Bonny Light Horseman: « Bonny Light Horseman »

La plupart des ensembles folk se contentent de couvrir des éléments qui les ont influencés quelque part dans leur vie, Ce n’était pas suffisant pour Bonny Light Horseman. Le trio chanteur/multi-instrumentiste a plutôt parcouru le passé lointain et poussiéreux pour faire revivre des chansons transmises à travers les âges, dont beaucoup ont des centaines d’années. 

C’est le concept de ce premier album du trio composé d’Anais Mitchell, Eric D. Johnson et Josh Kaufman. Johnson est probablement le membre le plus connu en raison de son travail devant les vétérans de Fruit Bats. Mais les autres ont des curriculum vitae impressionnants même s’ils ne sont pas aussi bien reconnus ; Mitchell a écrit la comédie musicale Hadestown Broadway, Kaufman a travaillé avec tout le monde, de Bob Weir à Josh Ritter et Hiss Golden Messenger. Ensemble, ils unissent leurs forces musicales et vocales pour interpréter (et parfois ajouter de nouvelles paroles) des airs folkloriques traditionnels. Bien sûr, c’est une façon intelligente d’éviter de payer des droits d’auteur puisque tout cela est du domaine public, mais ce n’est pas la question. La tenue montre plutôt comment ces chansons moisies, pour la plupart oubliées, peuvent sonner de façon contemporaine avec une musique réarrangée et des voix revigorées. 

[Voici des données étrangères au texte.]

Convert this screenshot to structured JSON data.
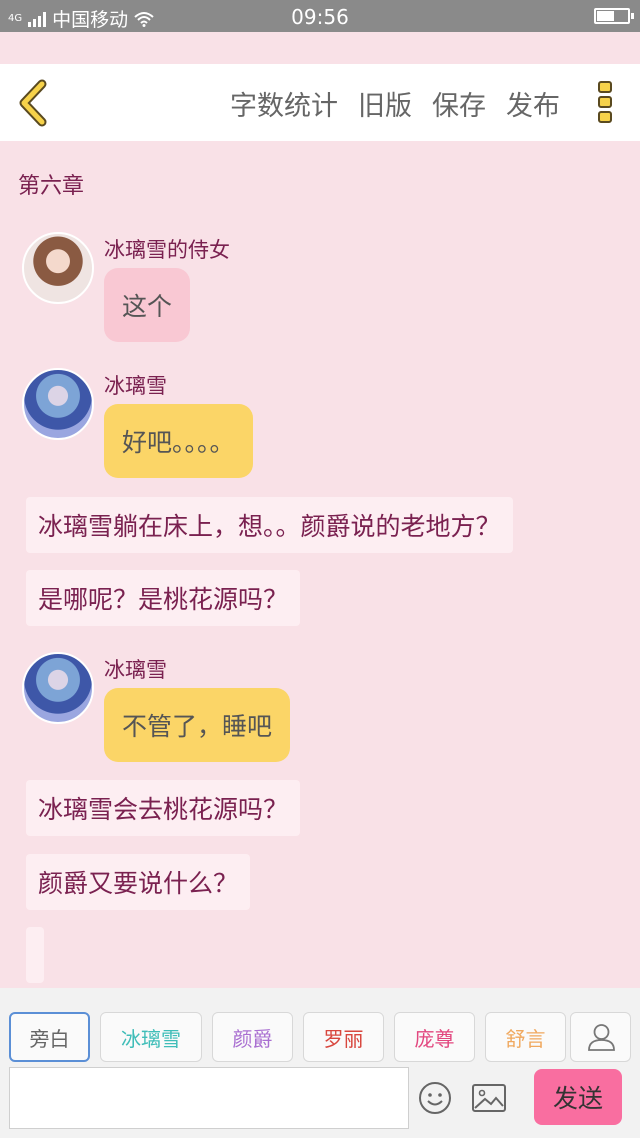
{
  "status": {
    "carrier_network": "4G",
    "carrier": "中国移动",
    "time": "09:56",
    "battery_level": 0.55
  },
  "header": {
    "actions": [
      "字数统计",
      "旧版",
      "保存",
      "发布"
    ],
    "accent": "#f6d24a"
  },
  "chapter": {
    "title": "第六章"
  },
  "messages": [
    {
      "sender": "冰璃雪的侍女",
      "text": "这个",
      "bubble_color": "#f9c8d3"
    },
    {
      "sender": "冰璃雪",
      "text": "好吧。。。。",
      "bubble_color": "#fbd567"
    },
    {
      "sender": "冰璃雪",
      "text": "不管了，睡吧",
      "bubble_color": "#fbd567"
    }
  ],
  "narrations": [
    "冰璃雪躺在床上，想。。颜爵说的老地方？",
    "是哪呢？是桃花源吗？",
    "冰璃雪会去桃花源吗？",
    "颜爵又要说什么？"
  ],
  "characters": [
    {
      "name": "旁白",
      "color": "#666666"
    },
    {
      "name": "冰璃雪",
      "color": "#3fbdb8"
    },
    {
      "name": "颜爵",
      "color": "#a96fd1"
    },
    {
      "name": "罗丽",
      "color": "#d8473e"
    },
    {
      "name": "庞尊",
      "color": "#e2477f"
    },
    {
      "name": "舒言",
      "color": "#f0a85e"
    }
  ],
  "input": {
    "value": "",
    "placeholder": ""
  },
  "send_label": "发送"
}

Elles ne font pas de rock et il n’y a même pas d’instruments électriques. Mais Bonny Light Horseman trouve le cœur de cette musique et l’extrapolent à des guitares (principalement) acoustiques, en ajoutant aux magnifiques harmonies des percussions squelettiques, avec parfois des saxophones et d’autres instruments. Les morceaux sont transformés avec une instrumentation fraîche et roots basée sur la tradition, mais avec des arrangements modernes et clairsemés. Il est bon que la voix sourde de Mitchell soit une douce combinaison d’Emmylou Harris et de Dolly Parton lorsqu’elle interprète les paroles de la perte et de la frustration que son être cher ne reviendra pas dans « Lowlands ». Il n’y a aucune chanson actuelle qui inclurait des paroles comme : « I’ll cut off all my long black hair/While my lowlands away…/No other man will think me fair. » (Je vais couper tous mes longs cheveux noirs / Pendant que mes terres basses s’éloignent… / Aucun autre homme ne me trouvera juste.) Au-dela deu personnel anecdotique, les sentiments restent, on le voit, universels.

Les versions remaniées conservent l’essentiel des mots traditionnels, mais insufflent subtilement à ces dix joyaux anciens une dose d’énergie vive, vive et entraînante. Les voix du trio, élargi à un quatuor avec Justin Vernon comme invité sur « Bright Morning Stars », se sentent ouvertes et naturelles. La simplicité de morceaux comme « Jane Jane », un chant de Noël qui transcende le temps pour devenir un appel et une réponse douce, illustre le succès du disque. 

Il s’agit d’un classique du folk qui brille par sa vitalité et sa détermination ; si hypnotique et si cohérent, on dirait qu’ils ont écrit eux-mêmes ces sélections. Et à l’exception de quelques références passées, il n’y a pas grand-chose de daté dans cette approche magnifique. Cela prouve ce que nous savons tous : les grandes chansons sont éternelles et, entre de bonnes mains, elles peuvent résister aux sables du temps qui font disparaître dans l’obscurité leurs auteurs longtemps oubliés.